After a further selection of singles and album tracks, the show ended on a high with a quartet of hits — “Cosmic Girl,” “Virtual Insanity,” “Canned Heat” and “Lovefoolosophy.”

Kay praised the Maraya Concert Hall as “a brilliant place to play.” He admitted that initially he was a little worried when he saw it because he was under the impression it would be an outdoor venue. However, any concerns he had were gone by the time the first sound check was done.

“I was transported into a completely different world; the acoustics were unbelievable, like being in a German concert hall,” he said. “It is obviously very well thought out and that’s what makes it so good. The sound was fabulous — I never looked at my sound guy once.”

Jamiroquai’s music videos often feature Kay in super cars, of which he owns many, and he revealed that he would love to shoot such a promo in AlUla.

“In reality, I’m desperate to get in one of the dune buggies, and would kill to have a (Ariel) Nomad and have a go in one in AlUla, where it’s supposed to be driven, for a day or five and dune bash, which is such a rare thing for us in England,” he said.

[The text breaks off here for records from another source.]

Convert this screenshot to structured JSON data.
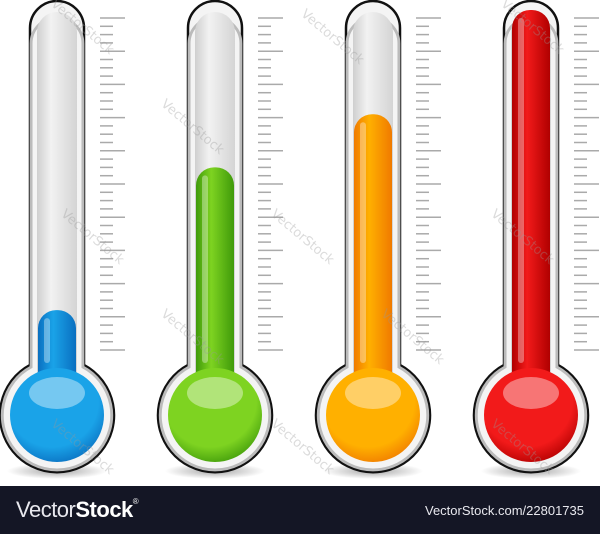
{
  "thermometers": [
    {
      "name": "blue",
      "level": 0.12,
      "color": "#1aa3e8",
      "dark": "#0a6fc0"
    },
    {
      "name": "green",
      "level": 0.55,
      "color": "#7ed321",
      "dark": "#3f9a0a"
    },
    {
      "name": "orange",
      "level": 0.71,
      "color": "#ffb000",
      "dark": "#f07a00"
    },
    {
      "name": "red",
      "level": 1.0,
      "color": "#f21a1a",
      "dark": "#b00000"
    }
  ],
  "watermark": "VectorStock",
  "footer": {
    "brand_light": "Vector",
    "brand_bold": "Stock",
    "registered": "®",
    "url": "VectorStock.com/22801735"
  }
}
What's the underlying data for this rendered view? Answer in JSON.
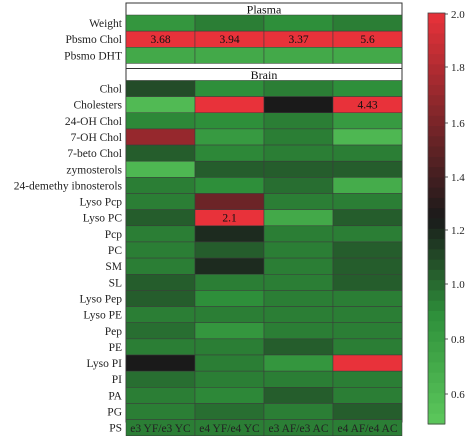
{
  "chart_data": {
    "type": "heatmap",
    "columns": [
      "e3 YF/e3 YC",
      "e4 YF/e4 YC",
      "e3 AF/e3 AC",
      "e4 AF/e4 AC"
    ],
    "sections": [
      {
        "title": "Plasma",
        "rows": [
          {
            "label": "Weight",
            "values": [
              0.85,
              0.95,
              0.9,
              0.95
            ]
          },
          {
            "label": "Pbsmo Chol",
            "values": [
              2.0,
              2.0,
              2.0,
              2.0
            ],
            "annotations": [
              "3.68",
              "3.94",
              "3.37",
              "5.6"
            ]
          },
          {
            "label": "Pbsmo DHT",
            "values": [
              0.72,
              0.72,
              0.72,
              0.72
            ]
          }
        ]
      },
      {
        "title": "Brain",
        "rows": [
          {
            "label": "Chol",
            "values": [
              1.1,
              0.9,
              0.95,
              0.9
            ]
          },
          {
            "label": "Cholesters",
            "values": [
              0.6,
              2.0,
              1.25,
              2.0
            ],
            "annotations": [
              "",
              "",
              "",
              "4.43"
            ]
          },
          {
            "label": "24-OH Chol",
            "values": [
              0.92,
              0.9,
              0.95,
              0.82
            ]
          },
          {
            "label": "7-OH Chol",
            "values": [
              1.7,
              0.82,
              0.95,
              0.62
            ]
          },
          {
            "label": "7-beto Chol",
            "values": [
              1.05,
              0.92,
              0.95,
              0.95
            ]
          },
          {
            "label": "zymosterols",
            "values": [
              0.62,
              1.05,
              1.05,
              1.05
            ]
          },
          {
            "label": "24-demethy ibnosterols",
            "values": [
              0.95,
              0.9,
              1.0,
              0.7
            ]
          },
          {
            "label": "Lyso Pcp",
            "values": [
              0.95,
              1.55,
              0.95,
              0.95
            ]
          },
          {
            "label": "Lyso PC",
            "values": [
              1.05,
              2.0,
              0.72,
              1.05
            ],
            "annotations": [
              "",
              "2.1",
              "",
              ""
            ]
          },
          {
            "label": "Pcp",
            "values": [
              0.95,
              1.2,
              0.95,
              0.95
            ]
          },
          {
            "label": "PC",
            "values": [
              0.95,
              1.05,
              0.95,
              1.05
            ]
          },
          {
            "label": "SM",
            "values": [
              0.95,
              1.2,
              0.95,
              1.05
            ]
          },
          {
            "label": "SL",
            "values": [
              1.05,
              0.95,
              0.95,
              1.05
            ]
          },
          {
            "label": "Lyso Pep",
            "values": [
              1.05,
              0.9,
              0.95,
              0.95
            ]
          },
          {
            "label": "Lyso PE",
            "values": [
              0.95,
              0.95,
              0.95,
              0.95
            ]
          },
          {
            "label": "Pep",
            "values": [
              1.0,
              0.85,
              0.95,
              0.95
            ]
          },
          {
            "label": "PE",
            "values": [
              0.95,
              0.95,
              1.05,
              0.95
            ]
          },
          {
            "label": "Lyso PI",
            "values": [
              1.25,
              0.95,
              0.85,
              2.0
            ]
          },
          {
            "label": "PI",
            "values": [
              1.0,
              0.95,
              0.95,
              0.95
            ]
          },
          {
            "label": "PA",
            "values": [
              0.95,
              0.92,
              1.05,
              0.95
            ]
          },
          {
            "label": "PG",
            "values": [
              0.95,
              1.0,
              0.95,
              1.05
            ]
          },
          {
            "label": "PS",
            "values": [
              0.95,
              0.95,
              0.95,
              0.95
            ]
          }
        ]
      }
    ],
    "colorbar": {
      "ticks": [
        "2.0",
        "1.8",
        "1.6",
        "1.4",
        "1.2",
        "1.0",
        "0.8",
        "0.6"
      ],
      "tick_values": [
        2.0,
        1.8,
        1.6,
        1.4,
        1.2,
        1.0,
        0.8,
        0.6
      ],
      "range": [
        0.5,
        2.0
      ],
      "colors": {
        "low": "#5cc85c",
        "mid": "#1a1a1a",
        "high": "#e8323a"
      }
    }
  }
}
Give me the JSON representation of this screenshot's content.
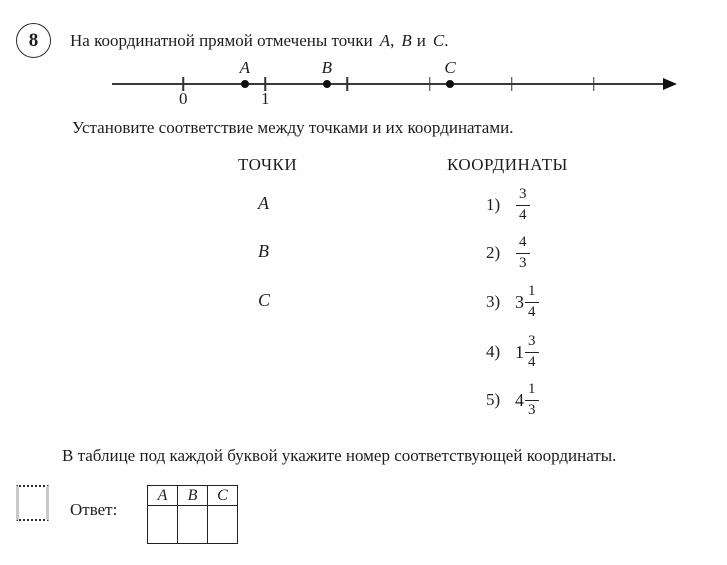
{
  "problem": {
    "number": "8",
    "statement": {
      "prefix": "На координатной прямой отмечены точки",
      "point_a": "A",
      "sep1": ",",
      "point_b": "B",
      "sep2": "и",
      "point_c": "C",
      "sep3": "."
    }
  },
  "number_line": {
    "ticks": [
      {
        "value": 0,
        "label": "0"
      },
      {
        "value": 1,
        "label": "1"
      },
      {
        "value": 2,
        "label": ""
      },
      {
        "value": 3,
        "label": ""
      },
      {
        "value": 4,
        "label": ""
      },
      {
        "value": 5,
        "label": ""
      }
    ],
    "points": [
      {
        "label": "A",
        "value": 0.75
      },
      {
        "label": "B",
        "value": 1.75
      },
      {
        "label": "C",
        "value": 3.25
      }
    ]
  },
  "match_instruction": "Установите соответствие между точками и их координатами.",
  "match": {
    "points_header": "ТОЧКИ",
    "coords_header": "КООРДИНАТЫ",
    "points": [
      "A",
      "B",
      "C"
    ],
    "coordinates": [
      {
        "num": "1)",
        "whole": "",
        "numerator": "3",
        "denominator": "4"
      },
      {
        "num": "2)",
        "whole": "",
        "numerator": "4",
        "denominator": "3"
      },
      {
        "num": "3)",
        "whole": "3",
        "numerator": "1",
        "denominator": "4"
      },
      {
        "num": "4)",
        "whole": "1",
        "numerator": "3",
        "denominator": "4"
      },
      {
        "num": "5)",
        "whole": "4",
        "numerator": "1",
        "denominator": "3"
      }
    ]
  },
  "table_instruction": "В таблице под каждой буквой укажите номер соответствующей координаты.",
  "answer": {
    "label": "Ответ:",
    "headers": [
      "A",
      "B",
      "C"
    ],
    "values": [
      "",
      "",
      ""
    ]
  }
}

The singer also said he wants to bring his family to AlUla, which has become a hub for culture and creativity in Saudi Arabia.

“I would like to come out with my family and my youngest, who is called Talula, so hopefully we can have Talula come to AlUla, which would be wonderful,” said Kay.

He added that he was looking forward to exploring the area on Saturday, before leaving the country, but added: “I’m sure you can never have enough time to see everything there is to see.”